Governments should mandate those vaccinations against contagious diseases that have been proven to be safe and effective while excluding vaccination eligible children from public schools and adults from government employment who lack a medical justification for failing to obtain the vaccinations. Governments should consider establishing vaccination passports and granting teenagers (from age 12) a special privilege to obtain recommended vaccinations without parental permission. The three groups most likely to be vaccine hesitant in the United States are white evangelical Protestants who are 28% hesitant and 26% refusers, Hispanic Protestants who are 42% hesitant and 15% refusers, and Black Protestants who are 32% hesitant and 19% refusers, according to a recent Public Religion Research Institute poll. Without an enforced government vaccination mandate our society will be condemning people randomly to unnecessary sickness, injury, and death. Law is based on the hard-nosed concept that individuals have responsibilities to others that should be enforced to protect the community from behaviors that disrupt the functioning of the community here and now. Willfully not protecting oneself from contagious diseases qualifies as such a disruptive behavior. 

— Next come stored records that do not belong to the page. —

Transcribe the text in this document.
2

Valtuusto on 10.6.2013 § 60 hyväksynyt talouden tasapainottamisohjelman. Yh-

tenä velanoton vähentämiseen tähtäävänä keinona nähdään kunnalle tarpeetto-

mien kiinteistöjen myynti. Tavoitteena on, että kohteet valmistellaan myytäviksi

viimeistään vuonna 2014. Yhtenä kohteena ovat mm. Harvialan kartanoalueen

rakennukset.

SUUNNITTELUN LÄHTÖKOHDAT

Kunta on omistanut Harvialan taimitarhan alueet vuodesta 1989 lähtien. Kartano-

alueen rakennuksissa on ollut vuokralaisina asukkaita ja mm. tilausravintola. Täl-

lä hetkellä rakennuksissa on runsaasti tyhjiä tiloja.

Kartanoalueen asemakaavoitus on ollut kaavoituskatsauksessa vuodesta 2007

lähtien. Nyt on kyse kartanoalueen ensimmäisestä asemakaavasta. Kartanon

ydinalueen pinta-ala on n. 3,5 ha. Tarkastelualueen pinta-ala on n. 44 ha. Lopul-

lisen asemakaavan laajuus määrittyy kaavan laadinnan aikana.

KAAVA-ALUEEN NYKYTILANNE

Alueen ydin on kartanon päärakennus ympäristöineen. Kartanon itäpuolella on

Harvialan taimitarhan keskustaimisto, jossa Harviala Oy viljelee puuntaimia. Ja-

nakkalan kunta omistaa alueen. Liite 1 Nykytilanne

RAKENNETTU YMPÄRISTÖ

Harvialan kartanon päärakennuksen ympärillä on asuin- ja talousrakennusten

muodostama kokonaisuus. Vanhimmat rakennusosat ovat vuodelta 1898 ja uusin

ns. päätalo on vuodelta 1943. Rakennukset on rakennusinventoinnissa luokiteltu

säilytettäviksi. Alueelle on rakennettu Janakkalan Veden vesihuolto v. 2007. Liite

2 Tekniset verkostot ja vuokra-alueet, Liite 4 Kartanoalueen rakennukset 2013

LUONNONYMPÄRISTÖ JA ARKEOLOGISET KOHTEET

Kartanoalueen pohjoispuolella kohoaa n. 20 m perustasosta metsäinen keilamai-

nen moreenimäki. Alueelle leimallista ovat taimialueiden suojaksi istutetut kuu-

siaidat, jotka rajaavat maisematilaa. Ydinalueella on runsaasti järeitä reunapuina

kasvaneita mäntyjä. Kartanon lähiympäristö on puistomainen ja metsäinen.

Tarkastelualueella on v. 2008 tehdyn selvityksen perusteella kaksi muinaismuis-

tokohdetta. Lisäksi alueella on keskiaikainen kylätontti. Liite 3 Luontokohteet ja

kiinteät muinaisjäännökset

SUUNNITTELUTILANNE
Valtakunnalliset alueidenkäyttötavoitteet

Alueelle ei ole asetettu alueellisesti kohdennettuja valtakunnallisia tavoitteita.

Differences in the degree of exposure to the virus, the virus variant (particularly newer variants that did not exist, or were rare and unknown, when the vaccine was tested) and individual health related conditions may affect how effective a vaccine is. Some people are ineligible for vaccination due to medical conditions or young age. Some people who vaccinate are immunosuppressed so the vaccination is not as effective for them. We often do not know who, among those we share a public accommodation indoor space, is vaccinated and who is not, who is infected and spreading a contagious virus and who is not. The more this virus continues to circulate, the more new virus variants appear, some of which spread and may have differing, and potentially worse overall, negative risk profiles. By continuing to wear a face mask we make it safer for everyone to visit indoor businesses and for some people to avoid self-quarantine. Face masks also protect against particulate pollution (which have significant, negative long term health implications) and other viruses. Vaccination combined with wearing a face mask when adjacent to other people synergistically reduces the spread of contagious diseases. Face masks in congested situations may remain a good practice for years. Meanwhile, try to get some exposure to sun on your skin, maybe 15 minutes, while outdoors alone without a face mask on sunny days.